How to Focus Your Efforts When Investigating Infectious Disease Outbreaks

Video

Arjun Srinivasan, MD, shares how to focus your efforts for infectious disease outbreak investigations.

Arjun Srinivasan, MD, Associate Director, Healthcare-Associated Infection Prevention Programs, Centers for Disease Control and Prevention, shares how to focus your efforts for infectious disease outbreak investigations.

Interview Transcript (slightly modified for readability)

“The approach to antibiotic-resistant outbreaks is very similar to the approach that we take for any type of outbreak. These common factors of coming up with a definition for the cases, looking for associated factors, and then looking for the behavioral practices that might be leading to the transmission. Those are common [strategies that we do] for almost all of the types of pathogens.

That’s one of the advantages of learning to do an outbreak investigation because once you learn, you can apply those skills to really any type of pathogen. What you do have to know though, is the specifics of what the pathogen is doing; how is it transmitted? For example, [organisms] like Burkholderia or Ralstonia, those tend to be organisms that live in water-borne areas, and wet things.
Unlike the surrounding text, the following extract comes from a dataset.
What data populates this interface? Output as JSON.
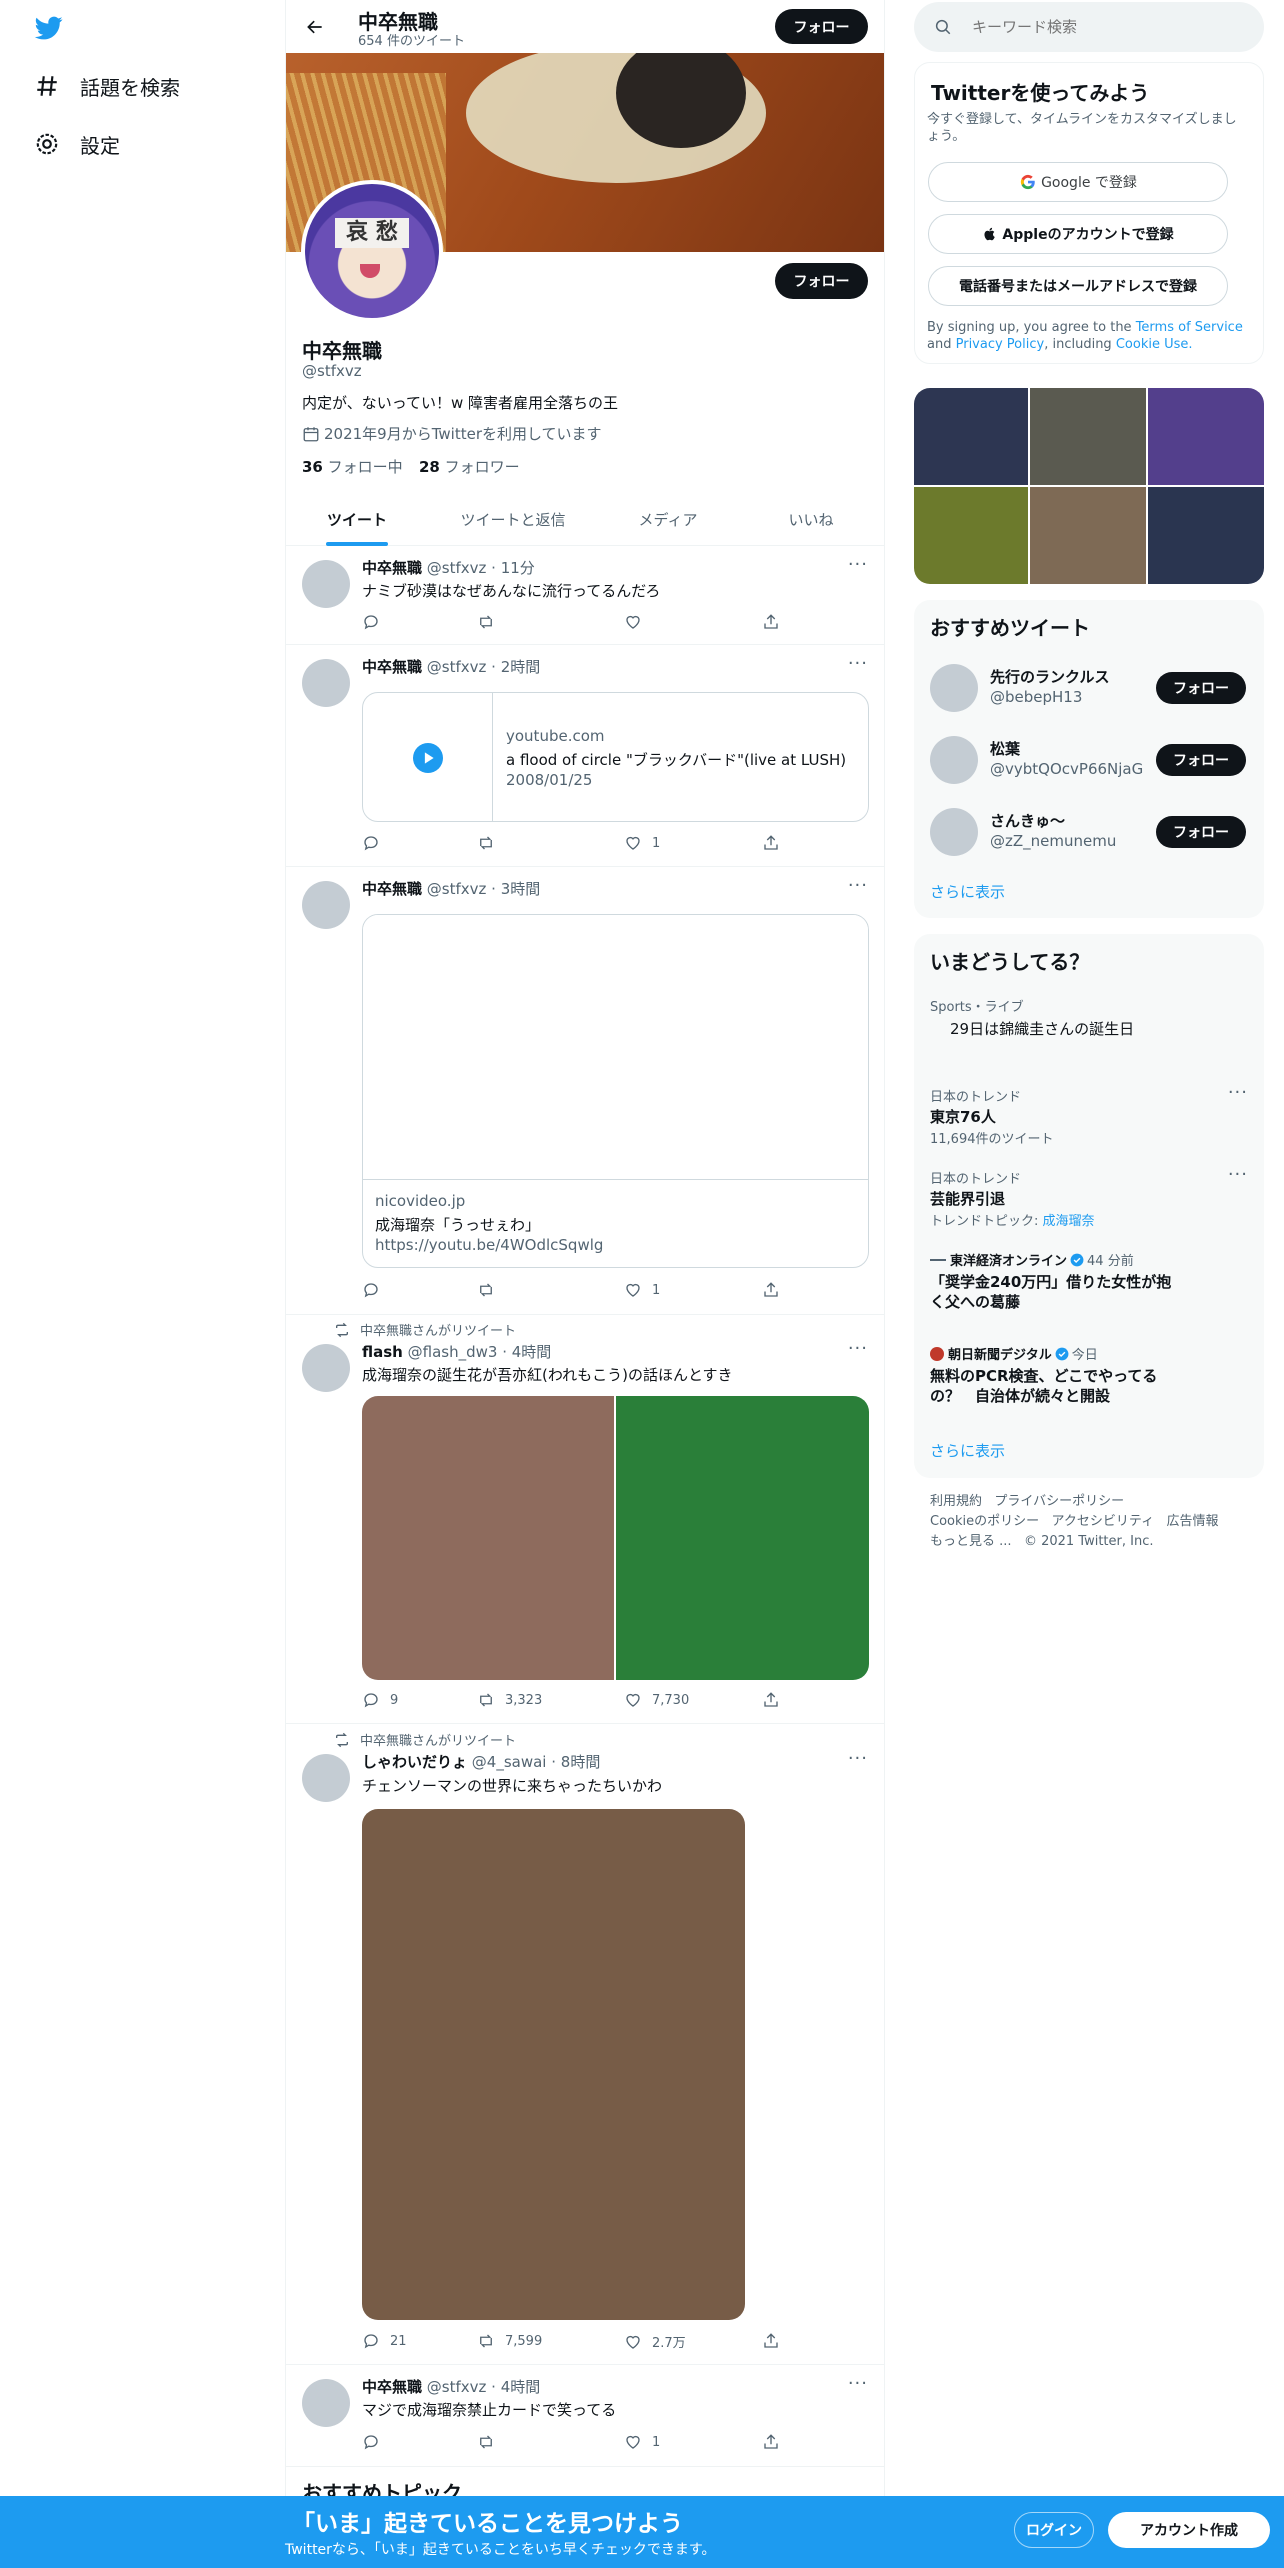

So, you’re going to focus your efforts on the factors that are most likely to lead to transmission of things that like it to be wet. Something like [Vancomycin-resistant Enterococcus] VRE likes to live on surfaces, so you’ll focus your efforts on surfaces that might be shared between different patients.

The approach that you take is similar, whether the organism is resistant or susceptible, but the things that you look for would be different depending on the specific type of organism that you’re dealing with, and that’s why it’s so helpful to engage your microbiologists in the investigation because they are the experts who can really help guide you to where you might be most likely to find the problem.”